Fakat şiddetin durmasını arzu etmek, bunu samimiyetle ifade etmek yetmiyor. Coğrafyamızda, Türkiye'de çok büyük trajediler yaşanıyor. Çok ağır savaşlar yaşanıyor. Ve bunların hiçbiri iyi niyetle durdurabilecek düzeyde savaşlar değil. Son derece ciddi projeler, siyasi yaklaşımlar ve cesaret gerekiyor. Türkiye'de mevcut iktidarla maalesef ki sağlıklı bir iletişim kuramadık. Kurabilmeyi çok isterdik. Halen sağlıklı, bir birini anlayan, birbirine saygı duyan bir iletişim kanalını açabilmek için uğraşıyoruz.

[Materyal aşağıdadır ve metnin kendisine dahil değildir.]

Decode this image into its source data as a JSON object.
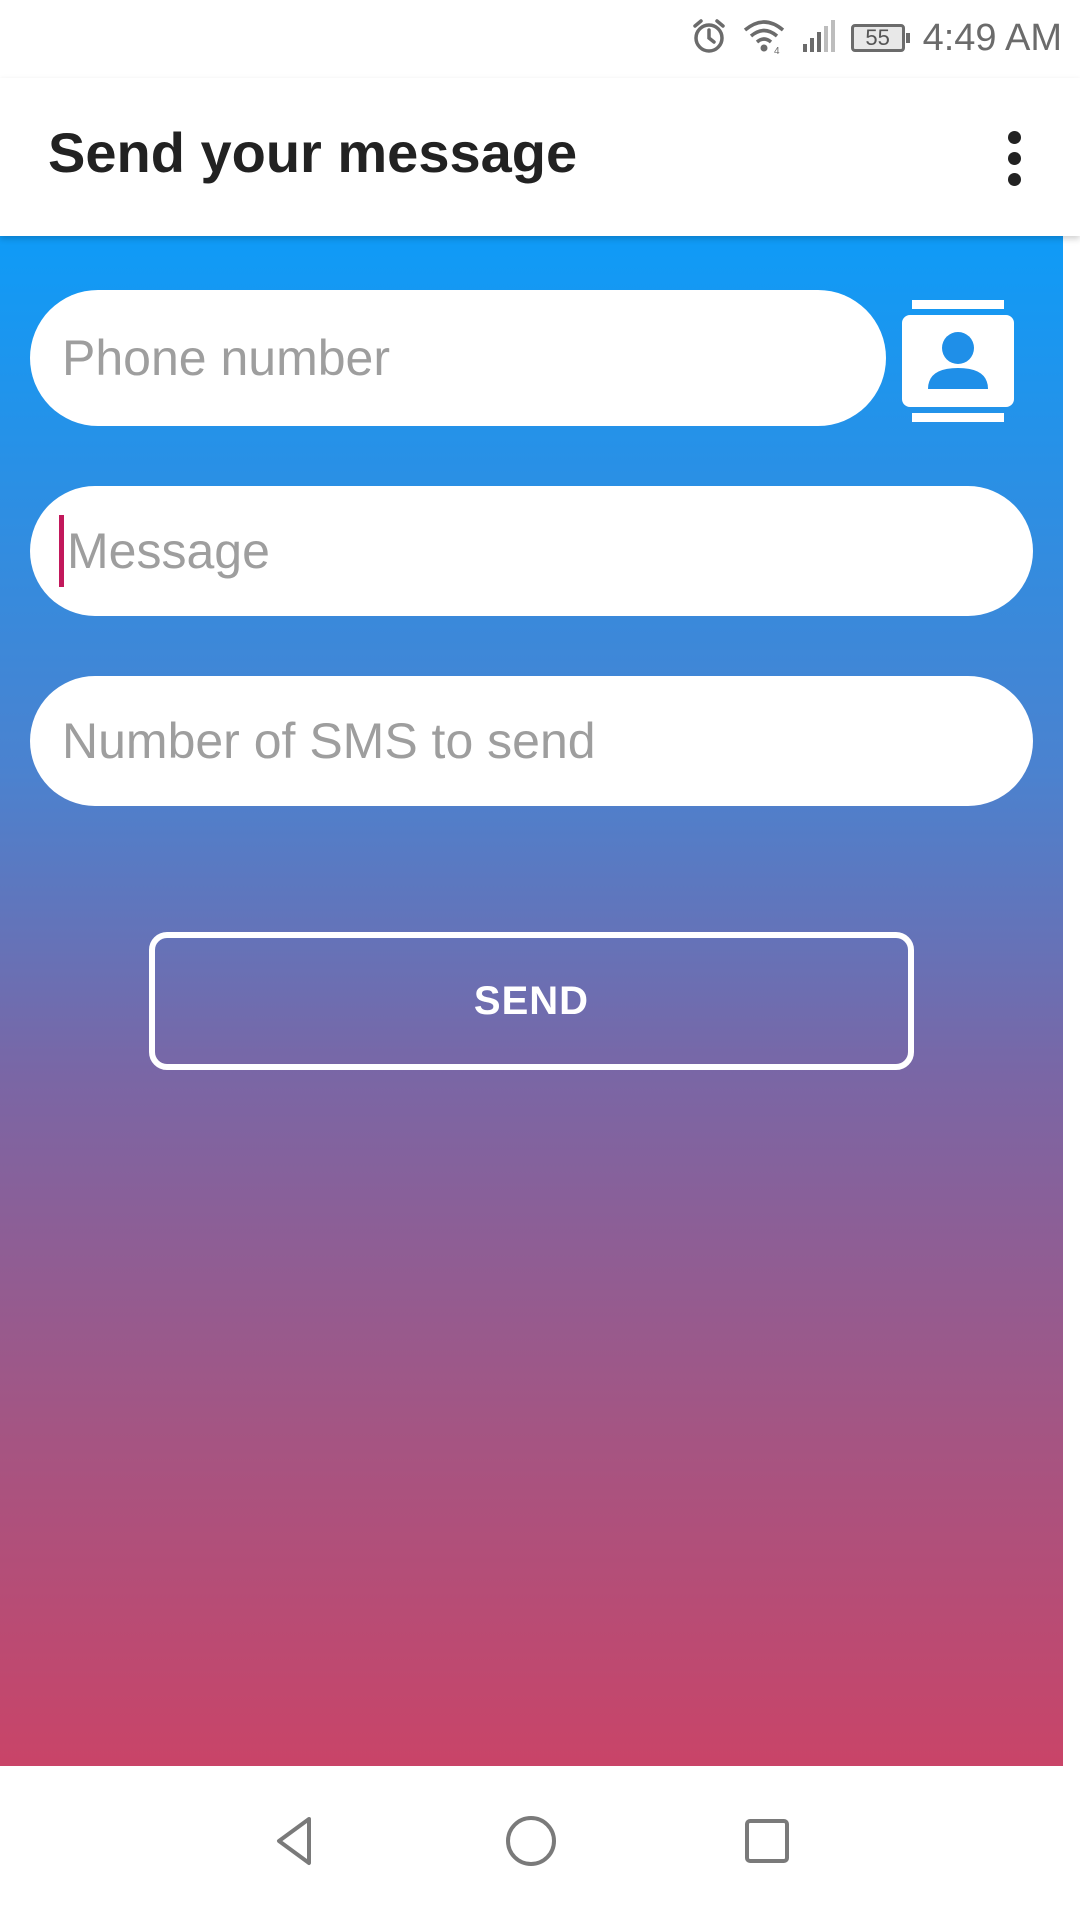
{
  "status_bar": {
    "time": "4:49 AM",
    "battery_level": "55",
    "icons": [
      "alarm-icon",
      "wifi-icon",
      "signal-icon",
      "battery-icon"
    ]
  },
  "app_bar": {
    "title": "Send your message",
    "menu_icon": "overflow-menu-icon"
  },
  "form": {
    "phone": {
      "placeholder": "Phone number",
      "value": ""
    },
    "message": {
      "placeholder": "Message",
      "value": ""
    },
    "sms_count": {
      "placeholder": "Number of SMS to send",
      "value": ""
    },
    "contact_icon": "contact-picker-icon",
    "send_label": "SEND"
  },
  "nav_bar": {
    "icons": [
      "back-icon",
      "home-icon",
      "recents-icon"
    ]
  },
  "colors": {
    "gradient_top": "#0f9bf7",
    "gradient_bottom": "#c94468",
    "cursor": "#c2185b",
    "title_text": "#222222",
    "placeholder_text": "#9e9e9e"
  }
}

'HER ŞEYİ KONUŞMAYA HAZIRIZ'
Bugün hem ana muhalefet hem de Başbakan ile bir görüşmeniz olacak. Buradan sizler aracılığıyla açıkça şunu ifade etmek istiyoruz; şu gün, şu saatte, şu dakikada. Her konuyu her zorlu sıkıntılı mevzuyu masada, yüz yüze saygı içerisinde konuşmaya hazırız. Ön şartsız, koşulsuz hazırız. Aynı şekilde bize yaklaşılmasını da bekliyoruz. Biz seçilmiş halk temsilcileriyiz. Atanmış hükümet emrinde çalışan memurlar değiliz. Bize talimat, emir vererek, şart koşup yönlendirme yaparak, siyasi diyalog kurulamaz. Hükümet bizim ast-üst ilişkisinde olduğumuz bir yapı değil. Parlamentoda eşitler arası bir hukuk içinde, diğer gruplarla çalışıyoruz. Bizim ile aynı çerçevede temas kurulmasını, yaklaşılmasını bekliyoruz. Biz de aynı saygıyı hükümete göstermeye hazırız. Yeter ki gerilim masanın dışına taşmasın. Masada her türlü zorlu konuyu biz tartışıp bütün bu kapalı kapılırı açabileceğimize inanıyoruz.
'İÇİ BOŞ BARIŞ!'
Barış adaletten, özgürlükten, demokrasiden bağımsız bir şey değildir. İçi boş bir barış arayışı asla bu topraklarda gerçek barışı sağlayamaz. Adaleti, özgürlüğü, demokrasi ve eşitliği barındırmayan hiçbir barış gerçek barış değildir, kalıcı değildir, yanıltıcıdır. Biz tam da onun içini doldurmaya çalışıyoruz. Çok fazla acı gördük. Gereğinden fazla çektik. Hepimiz çektik.
KATLEDİLEN ÜÇ KADIN
Her gün her saat ölümlerle uyanıyoruz. Daha dün Silopi'de 3 kadın arkadaşımız infaz edildi. Çatışmada öldürülmedi, infaz edildi. Gece bu arkadaşlarımızın yanında bulunan 20 yaşında bir genç arkadaşımız parti yetkilerimizi arıyor ve 'Yetişin Sêvê yaralandı. Bulunduğumuz yeri değiştirmeye çalışırken bize ateş ettiler. Yetişin' diyor. Arkadaşlarımız gece 12.00'ye kadar defalarca temas kurdular. 'Sorun yok onları oradan aldırıyoruz' dediler. Ama sabahın 4'ünde cenazesini aldık. Sêvê'nin kafası parçalanmış. Biraz önce Sayın Başbakanı dinledim, bu konudan hiç söz etmedi. 'Güvenlik güçlerimizi alnından öpüyorum' dedi. Tabi başbakanın bu zor dönemde güvenlik güçlerine moral vermesini çok iyi anlıyorum. Ama Sêvê'nin şu anda öpülecek bir anlı da yok. Kafası parçalanmış, uçurulmuş durumda. Çözmemiz lazım. Bizim diyalogla sorunları çözmemiz, konuşmamız lazım. Bunun bir yolunun hep birlikte bulmamız, yaratmamız lazım. Ama eşitlikten, adaletten asla uzaklaşmadan barışı aramamız lazım.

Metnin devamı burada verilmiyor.